Friday, January 8, 2010

Interview with Karen Karbo, Author of the Gospel According to Coco Chanel

Karen Karbo, the author of The Gospel According to Coco Chanel: Life Lessons from the Most Elegant Women wrote her first novel in the second grade called What Next? about five people who don't like each other and get stuck in an elevator. In the years that spanned those two books, she also tried her hand at physical therapy, film school, sailboat varnishing, serving customers as a counter person at Knott's Berry Farm, taking tickets and selling popcorn at an art house movie theatre, and reviewing movies for The Oregonian. She also published three novels (all of which were named New York Times Notable Books), four nonfiction books and three books for young adults. Her essays, articles and reviews have appeared such prestigious publications as the New York Times,  Elle, and Vogue. Karen's latest book, The Gospel According to Coco Chanel was so delightful that I could not resist asking her for an interview, which is presented below.

Ingrid:  Your other books are not about fashion. How and why did you chose the revered Coco Chanel as the subject for your book?

Karen: "In 2007, I published a book called How to Hepburn about the life of the great Katharine Hepburn. During the research, I came upon the 1969 musical "Coco" about the life of Coco Chanel, in which Hepburn improbably starred. That got me thinking about the life of Chanel. My own grandmother was a couturiere in Los Angeles in the 1950s and even though her work was definitely in the Dior school, she made sure I knew Chanel. It was only after I started reading about Chanel's life that I realized she'd made this extraordinary journey from the poor house - quite literally - to being one of the most celebrated women in the world."

Ingrid: What was the most surprising discovery you made about Chanel?

Karen: That she was an expert horsewoman. I knew she lived on a thoroughbred breeding farm with Etienne Balsan, her first lover, but I'd never realized she'd become such an accomplished rider herself.

Ingrid: If you were going to adopt one lesson from her life as a new year's resolution for 2010, which lesson would it be?

Karen: Learn your strengths and work them without second guessing yourself. When Chanel got started she had very little going for her. She was the second string mistress of a wealthy horse breeder. Otherwise, she had no money, no family, no other connections. But she had a few terrific ideas, in which she had absolute confidence.

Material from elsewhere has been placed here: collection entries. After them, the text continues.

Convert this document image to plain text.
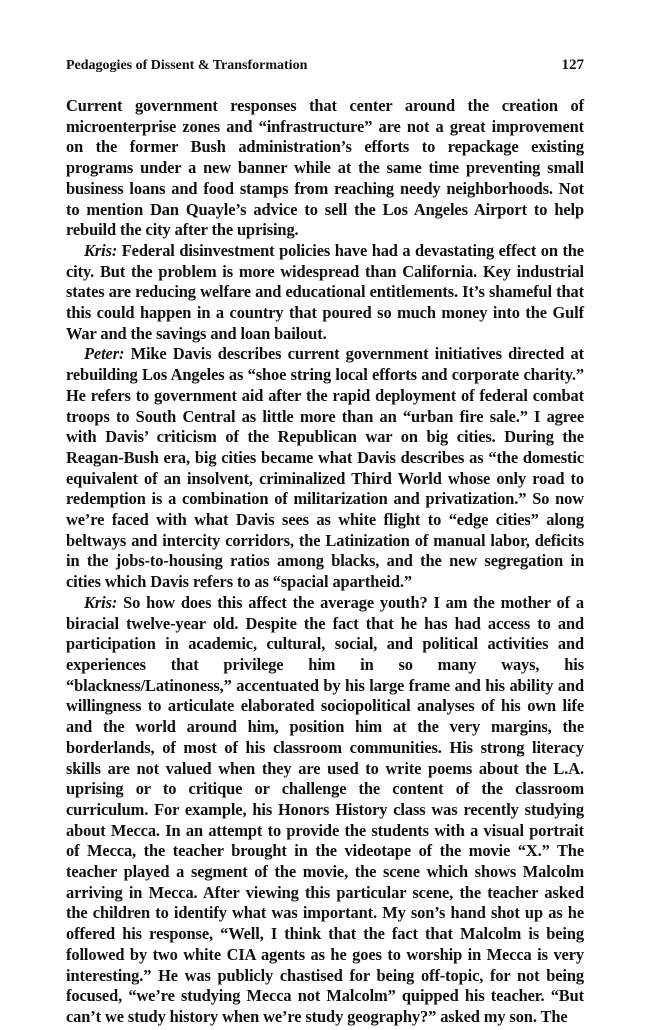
Pedagogies of Dissent & Transformation	127

Current government responses that center around the creation of microenterprise zones and “infrastructure” are not a great improvement on the former Bush administration’s efforts to repackage existing programs under a new banner while at the same time preventing small business loans and food stamps from reaching needy neighborhoods. Not to mention Dan Quayle’s advice to sell the Los Angeles Airport to help rebuild the city after the uprising.

Kris: Federal disinvestment policies have had a devastating effect on the city. But the problem is more widespread than California. Key industrial states are reducing welfare and educational entitlements. It’s shameful that this could happen in a country that poured so much money into the Gulf War and the savings and loan bailout.

Peter: Mike Davis describes current government initiatives directed at rebuilding Los Angeles as “shoe string local efforts and corporate charity.” He refers to government aid after the rapid deployment of federal combat troops to South Central as little more than an “urban fire sale.” I agree with Davis’ criticism of the Republican war on big cities. During the Reagan-Bush era, big cities became what Davis describes as “the domestic equivalent of an insolvent, criminalized Third World whose only road to redemption is a combination of militarization and privatization.” So now we’re faced with what Davis sees as white flight to “edge cities” along beltways and intercity corridors, the Latinization of manual labor, deficits in the jobs-to-housing ratios among blacks, and the new segregation in cities which Davis refers to as “spacial apartheid.”

Kris: So how does this affect the average youth? I am the mother of a biracial twelve-year old. Despite the fact that he has had access to and participation in academic, cultural, social, and political activities and experiences that privilege him in so many ways, his “blackness/Latinoness,” accentuated by his large frame and his ability and willingness to articulate elaborated sociopolitical analyses of his own life and the world around him, position him at the very margins, the borderlands, of most of his classroom communities. His strong literacy skills are not valued when they are used to write poems about the L.A. uprising or to critique or challenge the content of the classroom curriculum. For example, his Honors History class was recently studying about Mecca. In an attempt to provide the students with a visual portrait of Mecca, the teacher brought in the videotape of the movie “X.” The teacher played a segment of the movie, the scene which shows Malcolm arriving in Mecca. After viewing this particular scene, the teacher asked the children to identify what was important. My son’s hand shot up as he offered his response, “Well, I think that the fact that Malcolm is being followed by two white CIA agents as he goes to worship in Mecca is very interesting.” He was publicly chastised for being off-topic, for not being focused, “we’re studying Mecca not Malcolm” quipped his teacher. “But can’t we study history when we’re study geography?” asked my son. The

Ingrid: How would you describe your own style?

Karen: Last year's J. Crew, I'm afraid to say.

Ingrid: Do you wear the mulberry, plum and rose boucle Chanel style jacket that you made?

Karen: The jacket is nearly finished. It's still awaiting its buttons.

Ingrid: Your experience at Didier Ludot's shop in Paris is something that probably all of us can relate to - being intimidated by a haughty salesperson. What did you do with the photo of le bulldog? (He died last year btw). Any chance you were contacted by Didier after your book was published?

Karen: Awwww! Le bulldog was the most adorable pup ever. Parisian sales people are a breed unto themselves; they really don't care if you buy what they are selling. And if you're a silly American in cowboy boots, they prefer that you just move along. I have the picture of the dog taped to the wall over my desk. And no, no word from Monsieur Ludot. Tant pis pour moi.

Ingrid: Chanel said "Elegance is refusal." What do you find it hardest to refuse?

Karen: The obvious answer is everything in the apple fritter food group. Chanel herself ate almost nothing. She used to say, "I eat like a race horse, standing up." But what I really have a hard time 'refusing' is throwing on a jeans and t-shirt and thinking I'm properly dressed. I live in Portland, Oregon, where you never have to own anythin gmore stylish than a pair of dark wash Levis. Plus, I've got a kid, a horse, and a career in which technically I never even have to get out of my bathrobe. There's just not that much call for me to invest in style. And yet I love it. I love beautifully made clothes and statement shoes and big jewelry. That I don't have much occasion to wear these things doesn't mean I need to look as if I'm a paycheck away from living under a bridge.

Ingrid: You have a delightfully refreshing wit and candor that seems to be rare among authors. Where does this come from?

Karen: That's nice of you to say. It's most likely a mix of genes and having spent my formative years as the wise-cracking best friend of the Homecoming queen.

Ingrid: Is there any other fashion icon that you would like to research and write about?

Karen: Although Chanel loathed her, I love Elsa Schiaparelli. Schiap, as she was known, believed clothes could be witty. She invented hot pink and added zippers to ski wear. She created buttons that looked like other things: peanuts, flowers, beetles. Chanel was rather strict. She was raised in an orphanage by nuns and when it came to clothes she shared their same sense of play.

Ingrid: In one of your author photos, I can see a huge stack of books beside your bed. What are you currently reading?

Karen: *Haha* Yes that stack keeps growing and growing. I just finished reading Hilary Mantel's Wolf Hall and I'm currently rereading Lolita.